Sundance Speed Dating with... LAND HO! Cast and Crew
Co-writers and directors Martha Stephens and Aaron Katz bring a funny, sweet, bromance like none you've seen before to Sundance. One-liners from first-time actor/full-time physician Earl Lynn Nelson (who is Stephens' cousin and someone she always wanted to make a movie with) riddle the opening, and immediately comfort the audience into going along on their quirky ride through Iceland.
Twitch sat down with Stephens, Katz, Nelson and co-star Paul Eenhoorn (beloved from last year's Sundance Audience Award-winner This is Martin Bonner) after the premiere, which was given a standing-O, to try and pull out some more inspirational one-liners.

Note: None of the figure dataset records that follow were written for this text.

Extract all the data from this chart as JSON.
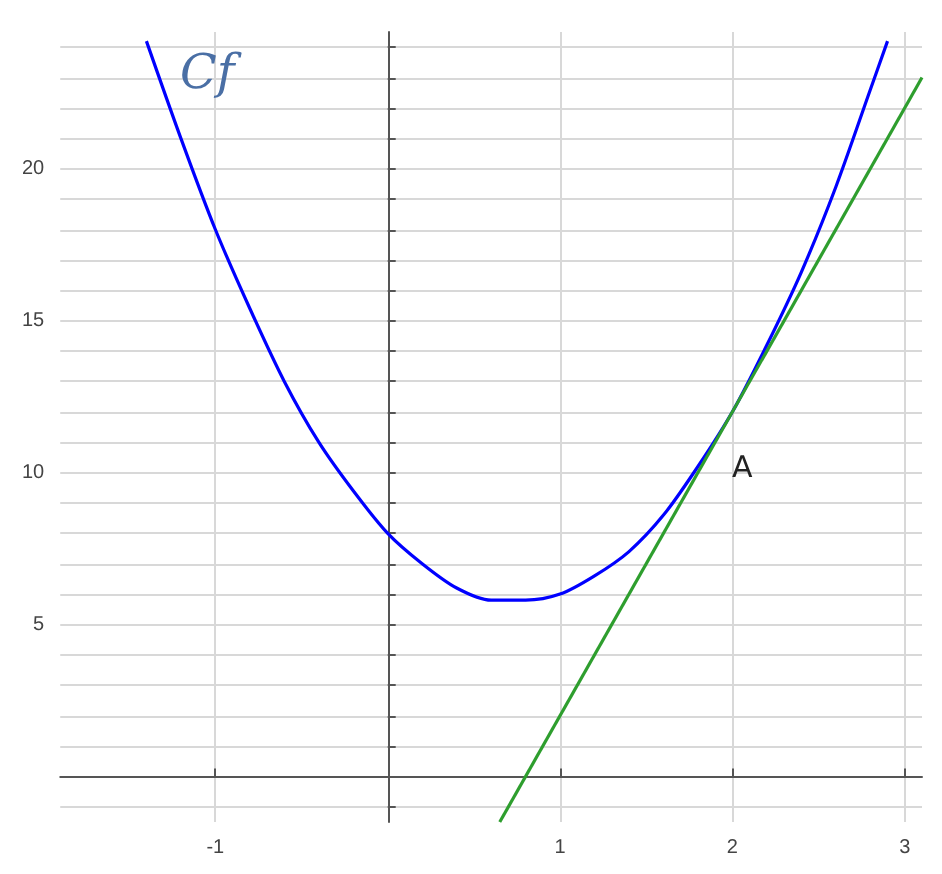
{
  "chart_data": {
    "type": "line",
    "xlim": [
      -1.9,
      3.1
    ],
    "ylim": [
      -1.5,
      24.5
    ],
    "xticks": [
      -1,
      1,
      2,
      3
    ],
    "yticks": [
      {
        "value": -1,
        "label": null
      },
      {
        "value": 1,
        "label": null
      },
      {
        "value": 2,
        "label": null
      },
      {
        "value": 3,
        "label": null
      },
      {
        "value": 4,
        "label": null
      },
      5,
      {
        "value": 6,
        "label": null
      },
      {
        "value": 7,
        "label": null
      },
      {
        "value": 8,
        "label": null
      },
      {
        "value": 9,
        "label": null
      },
      10,
      {
        "value": 11,
        "label": null
      },
      {
        "value": 12,
        "label": null
      },
      {
        "value": 13,
        "label": null
      },
      {
        "value": 14,
        "label": null
      },
      15,
      {
        "value": 16,
        "label": null
      },
      {
        "value": 17,
        "label": null
      },
      {
        "value": 18,
        "label": null
      },
      {
        "value": 19,
        "label": null
      },
      20,
      {
        "value": 21,
        "label": null
      },
      {
        "value": 22,
        "label": null
      },
      {
        "value": 23,
        "label": null
      },
      {
        "value": 24,
        "label": null
      }
    ],
    "grid": true,
    "marker": "none",
    "line_style": "solid",
    "series": [
      {
        "color": "#0000ff",
        "x": [
          -1.4,
          -1.2,
          -1.0,
          -0.8,
          -0.6,
          -0.4,
          -0.2,
          0,
          0.2,
          0.4,
          0.6,
          0.8,
          1.0,
          1.2,
          1.4,
          1.6,
          1.8,
          2.0,
          2.2,
          2.4,
          2.6,
          2.8,
          2.9
        ],
        "values": [
          24.2,
          21.0,
          18,
          15.4,
          13.0,
          11.0,
          9.4,
          8,
          7.0,
          6.2,
          5.8,
          5.8,
          6,
          6.6,
          7.4,
          8.6,
          10.2,
          12,
          14.2,
          16.6,
          19.4,
          22.6,
          24.2
        ]
      },
      {
        "color": "#2e9e2e",
        "x": [
          0.65,
          3.1
        ],
        "values": [
          -1.5,
          23
        ]
      }
    ],
    "annotations": [
      "Cf",
      "A"
    ]
  }
}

Twitch: if you weren't acting or writing/directing what would you be doing?
Martha Stephens: I would be have a farm in the middle of nowhere in West Virginia and have Jersey cows.
Aaron Katz: Well I wanted to be a scientist when I was a kid. I wanted to study insects or dinosaurs. I don't know if I'd still do that, but maybe.
Paul Eenhoorn: I'd be a professional golfer.
Earl Lynn Nelson: Probably an aquatic botanist, and learn how to farm the ocean.
If you had $100 million and no restrictions, what would you make with it?
MS: I would make something for myself, but I'd also try to help my friends finance their films.
AK: Well I'll say the same thing, but also I really want to make a western.
MS: Oh yea, I want to make a western.
ELN: Oh we could do blazing saddles!
MS: I think Aaron and I both know that westerns don't make money so it'd have to be our $100 million film.
Who's the person thats had the most influence on you or your work?
ELN: It was my mother and daddy. Doing without, for me.
MS: Every experience you have growing up attributes to what you become and what your interests are. Living in Appalachia and also discovering people like Bruce Springsteen at a really young age. I'm going with Appalachia and Bruce Springsteen.
AK: My high school theater teacher, who also taught the film classes. I thought I wanted to be an actor and without him I don't know that I'd be making movies.
How do you define success in the marketplace for your film?
MS: I feel like I'm successful if I resonant with at least a few people.
AK: This movie is a comedy and it feels so great to see the work that we did make people laugh. The more people that can see if the better. I do really think and hope that people will connect with this film if they get the opportunity to see it.
ELN: The award is right in there. [pointing to the theater]
In three words or less, what is it like to see yourself/your film up on the big screen?
PE: Same as it ever was.
MS: That's five words.
ELN: Paul's favorite word [fuck] with an ing on the end of it, amazing.
AK: The best feeling.
MS: Alright, alright, alright.
AK: That's a Matthew McConaughey quote.
What did you do the moment you found out the film was accepted into Sundance?
ELN: I thought someone was bullshitting me.
PE: I drank some wine.
AK: We were all in different places, so we couldn't celebrate together. But when I got the call it was from a number I didn't recognize. I got it when I was doing dishes at home and I thought maybe it was from my landlord's maintenance guy. I couldn't quite believe it when I finally listened to the voicemail. Not that I couldn't believe it because I believe in the movie, but it's amazing when you realize that people are going to see this thing we did together.
When have you been most satisfied with your life?
MS: I feel like I'm never completely satisfied. I'm very hard on myself and beat myself up. But this is pretty close, this moment now.
AK: In relation to filmmaking I never feel satisfied. I love this movie, but it just makes me want to go make another one. In life, my wife Elizabeth (who's in the movie), I've very happy with her.
MS: Oh yea, I'm very happy with my husband and my home life. I'm talking strictly professionally. With this kind of occupation you never know when the next thing is going to happen. That is great because it keep you motivated and focused, but it also is unnerving.
PE: One moment is when I'm on a plane flying to somewhere to shoot a film and someone else is paying for it. That's a professional level you reach where you realize you are actually living part of what your dream was. The other moment is when you're approached by audience members after the film and they love it.
AK: I have one more thing to add, which is my real answer. Eating a sandwich.
ELN: I was pretty satisfied to see that Aaron got the Tabasco tie I sent him.
If you could have a superpower what would it be?
MS: I want to live forever and stay this age.
PE: It's not printable.
AK: I don't think I would want a superpower. There are a lot of tempting superpowers, but as we've learned from TV and movies they always have negative consequences.
MS: I'm sorry, but the characters of Twilight seem pretty happy about being able to live forever. They get to be in love forever. They're beautiful and young. I live in Twilight, let me stay here.
ELN: Is there a superpower for healing people? I'd do that.
What would I find in your suitcase if I looked in it.
MS: I can tell you what would be in Aaron's suitcase: crossword puzzles, mystery novels and snacks.
ELN: Cheez-Its, don't forget them. My suitcase has all kinds of clothes and shoes. My feet are so big I can't fit anything else in there.